Pesawat mendarat di Bandara Sultan Iskandar Muda. Dhuha menghela nafas berat. Ia terus menggengam tangan ayahnya. Genggaman yang hangat. Untuk pertama kalinya mereka berkunjung ke tanah Aceh. Ayah Dhuha sengaja mengantarkannya sekaligus menemui paman, adik satu-satunya sang Ayah. Sesuai janji, Hakim, sepupunya lah yang akan menjemput di bandara. Ia putra sulung pamannya. Umur mereka terpaut 3 tahun.

Seorang laki-laki berkaos biru menghampiri mereka dengan senyuman yang lebar. Wajahnya tak asing. Langkahnya semakin dekat. Dia Hakim, sepupu Dhuha. Ia langsung menyalami ayah.

"Sudah lama sampai mangcak?"

"Tidak kok. Baru saja"

"Maaf Hakim sedikit terlambat. Baru selesai kuliah."

"Iya gak papa kok".

Hakim langsung memboyong koper Dhuha kedalam Jazz putihnya.

"Kita lewat jalan pintas aja ya, biar cepat sampai."

Suasana hening. Mereka sama-sama menikmati pemandangan sekitar jalan. Indah. Lumayan indah.

"Dhuha, sejak tadi diam saja."

Kali ini Hakim bersuara untuk memecahkan suasana. Dhuha hanya menanggapinya dengan senyum. "Maklum lah Hakim, sepupumu ini baru pertama kali ke tanah rantau."

"Selamat datang di Tanah Aceh ya. Semoga kamu betah disini. Dan insya allah aku yakin kamu akan betah disini."

Kalimat positif dari Hakim sama sekali tidak meyakininya.

15 menit perjalanan, mereka sampai di rumah paman. Sang paman sedang duduk di teras bersama bibi. Begitu melihat ayah Dhuha turun dari mobil, Paman langsung berlari mendekati kakaknya. Mereka berpelukan. Lumayan lama. Suasana berubah haru.

Setelah itu mereka langsung diboyong ke ruang makan. Bibi sudah menyiapkan sarapan untuk tamu spesialnya kali ini.

Usai sarapan, percakapan kecil pun dimulai.
"Kando akan lama kan disini?", tanya paman hasan kepada kakaknya.

"Lusa aku sudah harus balik."

"Kok cepat sekali."

"Karena tidak bisa berlama-lama meninggalkan kebun dan mesjid".
Paman pun terdiam.

Malam itu Dhuha masih gelisah. Gelisah karena akan segera berpisah dengan ayahnya. Mengapa ayah terlalu cepat balik ke Palembang? Pertanyaan itu hanya dapat tersimpan dalam hati. Pertanyaan satu arah.

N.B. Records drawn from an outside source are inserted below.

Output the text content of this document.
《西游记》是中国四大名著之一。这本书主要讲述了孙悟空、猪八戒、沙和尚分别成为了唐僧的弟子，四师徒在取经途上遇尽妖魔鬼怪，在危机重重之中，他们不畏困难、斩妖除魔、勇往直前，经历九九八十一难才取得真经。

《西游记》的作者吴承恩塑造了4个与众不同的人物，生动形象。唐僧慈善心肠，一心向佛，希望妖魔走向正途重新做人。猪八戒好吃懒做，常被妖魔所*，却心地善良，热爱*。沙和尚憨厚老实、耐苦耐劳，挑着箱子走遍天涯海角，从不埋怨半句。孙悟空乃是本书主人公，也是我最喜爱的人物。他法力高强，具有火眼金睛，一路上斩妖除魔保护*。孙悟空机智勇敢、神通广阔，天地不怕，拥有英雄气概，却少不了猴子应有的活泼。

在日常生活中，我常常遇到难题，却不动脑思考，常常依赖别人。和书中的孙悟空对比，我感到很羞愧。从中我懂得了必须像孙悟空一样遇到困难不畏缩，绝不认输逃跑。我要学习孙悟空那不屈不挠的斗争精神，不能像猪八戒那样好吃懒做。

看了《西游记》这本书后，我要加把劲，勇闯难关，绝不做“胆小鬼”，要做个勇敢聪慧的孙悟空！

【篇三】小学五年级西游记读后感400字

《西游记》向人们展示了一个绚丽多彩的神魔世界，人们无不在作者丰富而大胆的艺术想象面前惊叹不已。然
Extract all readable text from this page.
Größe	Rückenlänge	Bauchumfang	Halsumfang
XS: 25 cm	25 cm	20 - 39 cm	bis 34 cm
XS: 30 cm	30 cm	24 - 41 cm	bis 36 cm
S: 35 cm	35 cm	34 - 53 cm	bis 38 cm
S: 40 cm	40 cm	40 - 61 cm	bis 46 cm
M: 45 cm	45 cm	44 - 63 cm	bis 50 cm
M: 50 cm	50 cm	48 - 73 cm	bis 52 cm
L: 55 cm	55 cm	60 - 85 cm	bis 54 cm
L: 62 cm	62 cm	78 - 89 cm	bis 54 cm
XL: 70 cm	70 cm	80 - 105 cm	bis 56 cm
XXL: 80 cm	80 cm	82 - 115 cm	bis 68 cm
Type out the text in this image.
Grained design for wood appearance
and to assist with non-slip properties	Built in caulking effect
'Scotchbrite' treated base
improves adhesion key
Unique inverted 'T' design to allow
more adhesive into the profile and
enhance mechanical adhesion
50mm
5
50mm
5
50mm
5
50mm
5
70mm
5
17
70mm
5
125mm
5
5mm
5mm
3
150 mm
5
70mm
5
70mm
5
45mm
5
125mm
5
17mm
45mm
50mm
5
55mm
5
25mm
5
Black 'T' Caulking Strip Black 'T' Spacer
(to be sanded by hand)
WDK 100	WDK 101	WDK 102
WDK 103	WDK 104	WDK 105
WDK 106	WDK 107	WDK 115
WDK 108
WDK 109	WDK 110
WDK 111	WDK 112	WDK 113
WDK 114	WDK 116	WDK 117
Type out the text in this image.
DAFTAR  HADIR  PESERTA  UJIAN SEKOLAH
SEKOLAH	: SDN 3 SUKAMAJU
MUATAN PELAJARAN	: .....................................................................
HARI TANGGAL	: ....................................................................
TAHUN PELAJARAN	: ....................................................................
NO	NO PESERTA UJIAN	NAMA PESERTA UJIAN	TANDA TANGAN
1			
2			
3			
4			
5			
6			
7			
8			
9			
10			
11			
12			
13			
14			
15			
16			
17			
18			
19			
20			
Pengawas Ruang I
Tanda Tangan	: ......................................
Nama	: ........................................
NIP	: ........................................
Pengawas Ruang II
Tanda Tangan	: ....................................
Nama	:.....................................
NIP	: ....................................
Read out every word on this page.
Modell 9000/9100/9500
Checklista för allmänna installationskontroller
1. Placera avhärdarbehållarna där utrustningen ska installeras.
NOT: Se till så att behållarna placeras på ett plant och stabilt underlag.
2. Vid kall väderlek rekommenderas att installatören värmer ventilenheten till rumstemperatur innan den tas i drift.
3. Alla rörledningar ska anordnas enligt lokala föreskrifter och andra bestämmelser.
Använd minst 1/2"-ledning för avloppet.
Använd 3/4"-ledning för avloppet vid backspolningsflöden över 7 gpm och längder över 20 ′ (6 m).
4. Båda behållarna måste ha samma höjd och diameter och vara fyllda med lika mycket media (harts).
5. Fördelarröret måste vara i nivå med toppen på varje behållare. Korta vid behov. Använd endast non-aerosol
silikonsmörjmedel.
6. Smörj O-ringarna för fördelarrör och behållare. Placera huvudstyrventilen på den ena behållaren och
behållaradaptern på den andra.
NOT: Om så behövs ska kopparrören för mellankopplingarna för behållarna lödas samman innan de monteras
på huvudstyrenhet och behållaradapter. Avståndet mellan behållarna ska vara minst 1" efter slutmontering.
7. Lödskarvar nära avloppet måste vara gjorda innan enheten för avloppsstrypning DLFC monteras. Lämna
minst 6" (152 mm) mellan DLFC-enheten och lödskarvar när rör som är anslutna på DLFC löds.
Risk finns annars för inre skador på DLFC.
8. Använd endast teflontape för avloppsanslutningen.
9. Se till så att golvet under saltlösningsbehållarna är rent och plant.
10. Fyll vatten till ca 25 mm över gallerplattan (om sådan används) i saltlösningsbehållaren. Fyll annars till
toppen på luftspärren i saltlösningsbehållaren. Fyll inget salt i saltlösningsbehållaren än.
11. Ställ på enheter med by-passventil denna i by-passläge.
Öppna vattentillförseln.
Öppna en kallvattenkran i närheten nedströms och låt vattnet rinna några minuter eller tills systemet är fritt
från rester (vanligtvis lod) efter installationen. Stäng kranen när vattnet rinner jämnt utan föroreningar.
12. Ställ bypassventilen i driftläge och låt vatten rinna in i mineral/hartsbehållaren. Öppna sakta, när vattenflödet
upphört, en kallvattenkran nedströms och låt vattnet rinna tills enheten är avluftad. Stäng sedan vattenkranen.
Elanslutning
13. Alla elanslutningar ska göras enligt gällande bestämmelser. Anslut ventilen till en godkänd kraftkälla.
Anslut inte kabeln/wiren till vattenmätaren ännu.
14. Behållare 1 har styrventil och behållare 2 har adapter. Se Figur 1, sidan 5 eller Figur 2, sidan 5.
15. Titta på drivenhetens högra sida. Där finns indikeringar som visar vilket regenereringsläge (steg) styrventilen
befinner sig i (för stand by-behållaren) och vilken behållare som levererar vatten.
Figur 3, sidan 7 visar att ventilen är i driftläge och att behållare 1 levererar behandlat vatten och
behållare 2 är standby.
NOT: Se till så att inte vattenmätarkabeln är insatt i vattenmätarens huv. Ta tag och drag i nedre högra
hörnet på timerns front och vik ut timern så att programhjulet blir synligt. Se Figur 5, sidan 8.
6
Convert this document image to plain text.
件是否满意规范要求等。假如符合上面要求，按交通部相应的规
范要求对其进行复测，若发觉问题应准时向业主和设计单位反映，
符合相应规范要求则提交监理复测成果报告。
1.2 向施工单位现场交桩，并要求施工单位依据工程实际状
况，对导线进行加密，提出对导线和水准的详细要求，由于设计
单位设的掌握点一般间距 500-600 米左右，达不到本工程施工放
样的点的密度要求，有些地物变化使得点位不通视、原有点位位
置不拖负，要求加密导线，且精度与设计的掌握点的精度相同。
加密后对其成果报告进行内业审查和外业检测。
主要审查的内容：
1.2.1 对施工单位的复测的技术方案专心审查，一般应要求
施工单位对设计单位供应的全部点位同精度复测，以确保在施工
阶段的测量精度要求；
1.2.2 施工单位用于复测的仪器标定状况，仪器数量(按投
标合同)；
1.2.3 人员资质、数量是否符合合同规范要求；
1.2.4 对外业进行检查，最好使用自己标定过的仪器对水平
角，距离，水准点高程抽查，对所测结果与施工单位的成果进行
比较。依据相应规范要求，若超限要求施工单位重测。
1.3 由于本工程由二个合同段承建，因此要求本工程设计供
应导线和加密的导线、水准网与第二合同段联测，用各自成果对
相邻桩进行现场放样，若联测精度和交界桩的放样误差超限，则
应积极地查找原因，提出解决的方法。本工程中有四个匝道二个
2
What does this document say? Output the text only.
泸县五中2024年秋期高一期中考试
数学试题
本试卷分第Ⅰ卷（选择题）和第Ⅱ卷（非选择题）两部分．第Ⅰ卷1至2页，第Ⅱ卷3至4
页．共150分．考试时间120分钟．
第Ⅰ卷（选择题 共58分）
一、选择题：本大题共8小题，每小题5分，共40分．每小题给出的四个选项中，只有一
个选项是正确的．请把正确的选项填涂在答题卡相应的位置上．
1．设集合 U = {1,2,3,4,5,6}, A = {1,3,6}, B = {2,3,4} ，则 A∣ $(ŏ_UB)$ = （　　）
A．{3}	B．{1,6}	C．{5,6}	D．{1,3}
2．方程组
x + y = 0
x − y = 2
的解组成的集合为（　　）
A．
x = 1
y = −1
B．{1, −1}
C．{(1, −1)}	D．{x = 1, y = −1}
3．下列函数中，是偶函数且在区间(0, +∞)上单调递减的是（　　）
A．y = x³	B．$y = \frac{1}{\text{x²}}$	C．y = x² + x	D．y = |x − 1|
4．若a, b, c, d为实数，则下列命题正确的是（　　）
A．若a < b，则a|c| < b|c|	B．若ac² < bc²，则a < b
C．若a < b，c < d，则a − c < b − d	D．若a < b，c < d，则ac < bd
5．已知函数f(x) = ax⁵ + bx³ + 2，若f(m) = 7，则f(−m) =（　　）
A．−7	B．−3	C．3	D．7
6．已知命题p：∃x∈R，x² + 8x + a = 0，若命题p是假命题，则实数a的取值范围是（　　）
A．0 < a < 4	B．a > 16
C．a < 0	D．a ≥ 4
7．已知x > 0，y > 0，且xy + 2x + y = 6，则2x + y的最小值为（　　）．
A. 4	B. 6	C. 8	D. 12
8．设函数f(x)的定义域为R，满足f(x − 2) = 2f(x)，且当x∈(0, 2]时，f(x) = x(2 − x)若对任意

Malam berlalu. Hari kembali pagi. Hari ini paman membawa tamunya keliling-keliling tanah Aceh. Mulai dari Mesjid Raya Baiturrahman, Meseum Tsunami sampai di pusat pembelanjaan oleh-oleh khas Aceh.

Dhuha sama sekali tidak menikmati perjalanan itu. Ia hanya menikmati wajah sang Ayah. Ia ingin merekam wajah ayahnya sepanjang hari ini. Titik fokusnya hanya wajah sang Ayah.

Andai ayah berubah pikiran dan membawaku pulang, harapnya.

Ditemani paman Hasan, mereka mengantar ayah ke bandara keesokan harinya. Sang Ayah masih tampak biasa saja selama perjalanan. Sedangkan Dhuha hanya dapat menunduk dalam-dalam, menutupi ekspresi wajah muramnya.

Hingga tiba pada detik terakhir. Ayah memeluk Dhuha dan berbisik kecil.

"Ayah sayang sama Dhuha. Namun ayah tidak ingin Dhuha lemah karena rasa sayang ayah, justru Ayah ingin Dhuha semakin kuat dan mandiri dengan rasa sayang ayah. Dhuha harus belajar untuk hidup bersama orang lain. Karena tidak selamanya Dhuha akan hidup bersama Ayah."